Pas besoin d'être Adonis en personne pour déceler la beauté gracile de ce gars. Les traits de son visage sont fins et amènes : un nez rond et délicat, des lèvres pulpeuses et rouges, une mâchoire ciselée. Des taches de rousseur se détachent sur son teint légèrement tanné par le soleil, un peu comme si l'on avait semé des étoiles sur ses pommettes. Les boucles argentées à ses oreilles et les deux piercings tavelant son pavillon réfléchissent la lumière du soleil. Ses yeux en amande sont bordés de longs cils noirs. J'exhale un soupir, éprouvant presque de la jalousie en apercevant le léger fard rose qui agrémente ses paupières. Mes parents m'ont interdit de prendre ma trousse de toilette.

L'adolescent souffle bruyamment sur la mèche brune qui a eu l'audace d'atterrir sur son œil. Le dessus de sa chevelure est relevé en chignon, le dessous ondule jusqu'à ses omoplates. Ses cheveux sont indéniablement longs ; encore quelque chose que je n'ai pas eu le loisir de m'offrir.
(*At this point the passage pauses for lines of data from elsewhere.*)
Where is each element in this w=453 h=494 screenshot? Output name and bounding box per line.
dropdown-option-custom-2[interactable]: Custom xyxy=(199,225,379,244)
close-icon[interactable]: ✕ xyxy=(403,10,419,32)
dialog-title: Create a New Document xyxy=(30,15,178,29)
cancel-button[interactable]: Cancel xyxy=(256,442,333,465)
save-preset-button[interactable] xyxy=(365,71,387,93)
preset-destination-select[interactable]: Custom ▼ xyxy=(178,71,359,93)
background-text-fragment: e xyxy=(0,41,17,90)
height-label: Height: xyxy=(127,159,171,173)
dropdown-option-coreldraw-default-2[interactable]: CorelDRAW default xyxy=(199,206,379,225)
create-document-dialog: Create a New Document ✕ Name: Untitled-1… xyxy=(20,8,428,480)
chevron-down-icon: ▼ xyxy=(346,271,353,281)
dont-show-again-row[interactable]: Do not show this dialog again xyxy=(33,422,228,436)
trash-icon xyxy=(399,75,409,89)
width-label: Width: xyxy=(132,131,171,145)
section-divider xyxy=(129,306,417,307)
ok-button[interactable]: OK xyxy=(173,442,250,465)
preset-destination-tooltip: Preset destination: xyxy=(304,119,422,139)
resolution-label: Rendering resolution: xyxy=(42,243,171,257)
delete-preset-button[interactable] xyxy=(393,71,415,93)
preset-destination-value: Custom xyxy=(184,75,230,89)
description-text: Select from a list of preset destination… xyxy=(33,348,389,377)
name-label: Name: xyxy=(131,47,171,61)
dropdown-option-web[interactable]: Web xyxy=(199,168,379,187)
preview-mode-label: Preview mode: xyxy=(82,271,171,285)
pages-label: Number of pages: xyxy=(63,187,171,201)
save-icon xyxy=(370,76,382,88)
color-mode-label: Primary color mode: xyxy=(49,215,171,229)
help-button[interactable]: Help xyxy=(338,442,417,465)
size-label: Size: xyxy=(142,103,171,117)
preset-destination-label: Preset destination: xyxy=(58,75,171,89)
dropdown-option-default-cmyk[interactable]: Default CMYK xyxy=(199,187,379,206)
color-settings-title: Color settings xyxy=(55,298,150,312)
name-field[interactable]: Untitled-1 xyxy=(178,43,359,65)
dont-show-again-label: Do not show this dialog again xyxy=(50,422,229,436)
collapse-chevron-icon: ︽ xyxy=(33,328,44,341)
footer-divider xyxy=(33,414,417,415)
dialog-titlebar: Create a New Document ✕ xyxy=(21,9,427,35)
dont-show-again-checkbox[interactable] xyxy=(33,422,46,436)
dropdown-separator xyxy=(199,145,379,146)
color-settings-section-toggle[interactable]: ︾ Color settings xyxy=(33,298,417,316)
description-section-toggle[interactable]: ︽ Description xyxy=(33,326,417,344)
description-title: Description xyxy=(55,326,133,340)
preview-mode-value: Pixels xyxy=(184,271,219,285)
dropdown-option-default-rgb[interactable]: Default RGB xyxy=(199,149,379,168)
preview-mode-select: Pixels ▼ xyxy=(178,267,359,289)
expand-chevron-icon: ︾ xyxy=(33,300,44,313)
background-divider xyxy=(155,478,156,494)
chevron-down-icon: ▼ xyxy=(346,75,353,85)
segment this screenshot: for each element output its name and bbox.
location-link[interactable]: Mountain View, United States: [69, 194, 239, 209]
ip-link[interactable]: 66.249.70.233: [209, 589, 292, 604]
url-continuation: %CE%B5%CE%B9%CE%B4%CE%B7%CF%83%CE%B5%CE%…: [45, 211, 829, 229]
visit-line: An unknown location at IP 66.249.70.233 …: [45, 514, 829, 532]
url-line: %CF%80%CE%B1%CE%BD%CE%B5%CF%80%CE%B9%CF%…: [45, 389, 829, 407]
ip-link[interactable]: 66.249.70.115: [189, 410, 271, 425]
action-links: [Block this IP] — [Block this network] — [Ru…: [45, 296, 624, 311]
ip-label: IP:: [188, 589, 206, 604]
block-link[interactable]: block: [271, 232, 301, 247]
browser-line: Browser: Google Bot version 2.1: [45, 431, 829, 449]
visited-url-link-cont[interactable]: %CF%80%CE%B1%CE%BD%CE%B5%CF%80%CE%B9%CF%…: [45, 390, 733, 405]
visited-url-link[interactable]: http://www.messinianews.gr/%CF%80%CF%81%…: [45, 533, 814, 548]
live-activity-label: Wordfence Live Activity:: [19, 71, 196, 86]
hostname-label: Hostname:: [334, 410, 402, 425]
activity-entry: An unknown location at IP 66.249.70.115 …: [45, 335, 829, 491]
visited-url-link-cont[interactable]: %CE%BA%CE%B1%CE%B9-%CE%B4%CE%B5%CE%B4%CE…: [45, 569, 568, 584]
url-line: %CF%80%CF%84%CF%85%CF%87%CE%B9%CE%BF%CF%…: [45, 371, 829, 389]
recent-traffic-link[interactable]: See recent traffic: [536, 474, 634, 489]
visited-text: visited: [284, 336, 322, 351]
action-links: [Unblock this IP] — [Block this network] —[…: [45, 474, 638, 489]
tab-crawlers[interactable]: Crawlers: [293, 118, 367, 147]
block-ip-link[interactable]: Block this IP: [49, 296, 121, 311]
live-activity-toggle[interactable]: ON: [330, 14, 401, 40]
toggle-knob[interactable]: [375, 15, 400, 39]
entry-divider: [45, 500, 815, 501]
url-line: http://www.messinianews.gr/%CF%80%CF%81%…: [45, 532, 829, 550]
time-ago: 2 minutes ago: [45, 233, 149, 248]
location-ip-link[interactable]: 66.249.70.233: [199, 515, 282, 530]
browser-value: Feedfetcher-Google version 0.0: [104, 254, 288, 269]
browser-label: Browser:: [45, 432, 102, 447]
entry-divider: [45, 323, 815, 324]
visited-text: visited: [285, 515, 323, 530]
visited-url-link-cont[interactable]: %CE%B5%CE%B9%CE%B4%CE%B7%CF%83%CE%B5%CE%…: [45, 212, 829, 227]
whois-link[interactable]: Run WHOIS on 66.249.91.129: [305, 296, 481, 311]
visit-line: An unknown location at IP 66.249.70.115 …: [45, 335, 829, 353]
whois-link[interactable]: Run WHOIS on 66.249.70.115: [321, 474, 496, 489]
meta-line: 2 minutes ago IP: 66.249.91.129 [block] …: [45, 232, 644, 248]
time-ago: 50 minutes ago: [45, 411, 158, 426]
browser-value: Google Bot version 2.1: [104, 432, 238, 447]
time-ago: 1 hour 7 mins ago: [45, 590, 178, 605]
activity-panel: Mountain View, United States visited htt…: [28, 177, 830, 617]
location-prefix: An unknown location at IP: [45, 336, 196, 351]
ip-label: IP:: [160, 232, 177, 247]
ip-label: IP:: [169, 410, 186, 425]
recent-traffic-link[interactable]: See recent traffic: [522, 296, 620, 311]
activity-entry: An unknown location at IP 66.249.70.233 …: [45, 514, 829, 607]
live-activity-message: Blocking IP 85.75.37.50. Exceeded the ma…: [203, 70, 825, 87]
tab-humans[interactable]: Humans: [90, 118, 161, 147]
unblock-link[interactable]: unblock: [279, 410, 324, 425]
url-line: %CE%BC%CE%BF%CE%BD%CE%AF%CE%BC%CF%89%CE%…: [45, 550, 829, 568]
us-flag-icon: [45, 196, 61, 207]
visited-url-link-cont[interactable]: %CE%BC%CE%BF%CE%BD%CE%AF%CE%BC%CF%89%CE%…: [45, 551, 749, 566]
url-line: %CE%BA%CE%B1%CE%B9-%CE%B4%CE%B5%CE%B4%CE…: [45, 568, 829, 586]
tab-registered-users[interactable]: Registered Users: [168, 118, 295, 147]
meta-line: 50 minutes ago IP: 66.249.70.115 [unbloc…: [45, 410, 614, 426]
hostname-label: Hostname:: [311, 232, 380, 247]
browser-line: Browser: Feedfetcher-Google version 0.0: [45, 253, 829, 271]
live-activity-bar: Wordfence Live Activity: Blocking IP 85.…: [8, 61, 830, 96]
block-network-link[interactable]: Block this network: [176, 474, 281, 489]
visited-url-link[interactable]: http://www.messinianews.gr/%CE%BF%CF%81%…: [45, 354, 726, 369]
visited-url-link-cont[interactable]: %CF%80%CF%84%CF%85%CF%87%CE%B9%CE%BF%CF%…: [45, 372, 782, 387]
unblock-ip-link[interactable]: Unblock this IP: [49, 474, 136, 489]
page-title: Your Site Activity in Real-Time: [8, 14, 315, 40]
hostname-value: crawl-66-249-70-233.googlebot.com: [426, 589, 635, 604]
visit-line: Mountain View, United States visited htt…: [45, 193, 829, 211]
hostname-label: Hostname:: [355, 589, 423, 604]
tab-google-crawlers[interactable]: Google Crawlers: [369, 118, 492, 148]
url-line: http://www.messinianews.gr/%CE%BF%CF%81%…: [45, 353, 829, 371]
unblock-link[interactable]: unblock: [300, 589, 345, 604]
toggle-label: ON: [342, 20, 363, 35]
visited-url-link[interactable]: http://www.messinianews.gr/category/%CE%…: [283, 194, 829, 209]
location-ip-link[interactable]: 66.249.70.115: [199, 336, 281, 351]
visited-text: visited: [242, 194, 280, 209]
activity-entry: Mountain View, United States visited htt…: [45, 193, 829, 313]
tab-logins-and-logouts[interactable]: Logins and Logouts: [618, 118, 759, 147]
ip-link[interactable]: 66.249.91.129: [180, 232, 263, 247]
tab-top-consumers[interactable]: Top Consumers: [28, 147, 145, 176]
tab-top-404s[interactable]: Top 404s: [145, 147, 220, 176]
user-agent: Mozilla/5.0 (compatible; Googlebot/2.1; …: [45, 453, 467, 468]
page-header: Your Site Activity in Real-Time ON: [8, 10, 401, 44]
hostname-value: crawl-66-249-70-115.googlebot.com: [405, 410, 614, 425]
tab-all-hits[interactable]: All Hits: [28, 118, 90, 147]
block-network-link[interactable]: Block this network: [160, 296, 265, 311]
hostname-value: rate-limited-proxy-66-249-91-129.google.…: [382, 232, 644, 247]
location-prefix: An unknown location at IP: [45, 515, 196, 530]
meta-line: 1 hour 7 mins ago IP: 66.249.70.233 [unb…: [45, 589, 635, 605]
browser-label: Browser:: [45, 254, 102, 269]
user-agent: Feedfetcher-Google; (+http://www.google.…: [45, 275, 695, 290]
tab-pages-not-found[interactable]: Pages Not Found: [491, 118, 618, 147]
Il se tourne brusquement vers moi, les joues cramoisies. Il a dû remarquer que mon attention est capturée par son visage.

— Euh... Qu'est-ce que tu regardes comme ça ?

Sa voix tremble ; elle est mal assurée, respire l'inconfort qu'il ressent. Mais néanmoins, sa raucité dissimule son manque de confiance. J'ai toujours admiré ce genre de timbre éraillé et profond, et cependant plaisant à écouter. Sa voix est ainsi, caverneuse et suave. Et elle ne vibre d'aucune insinuation, seulement d'appréhension.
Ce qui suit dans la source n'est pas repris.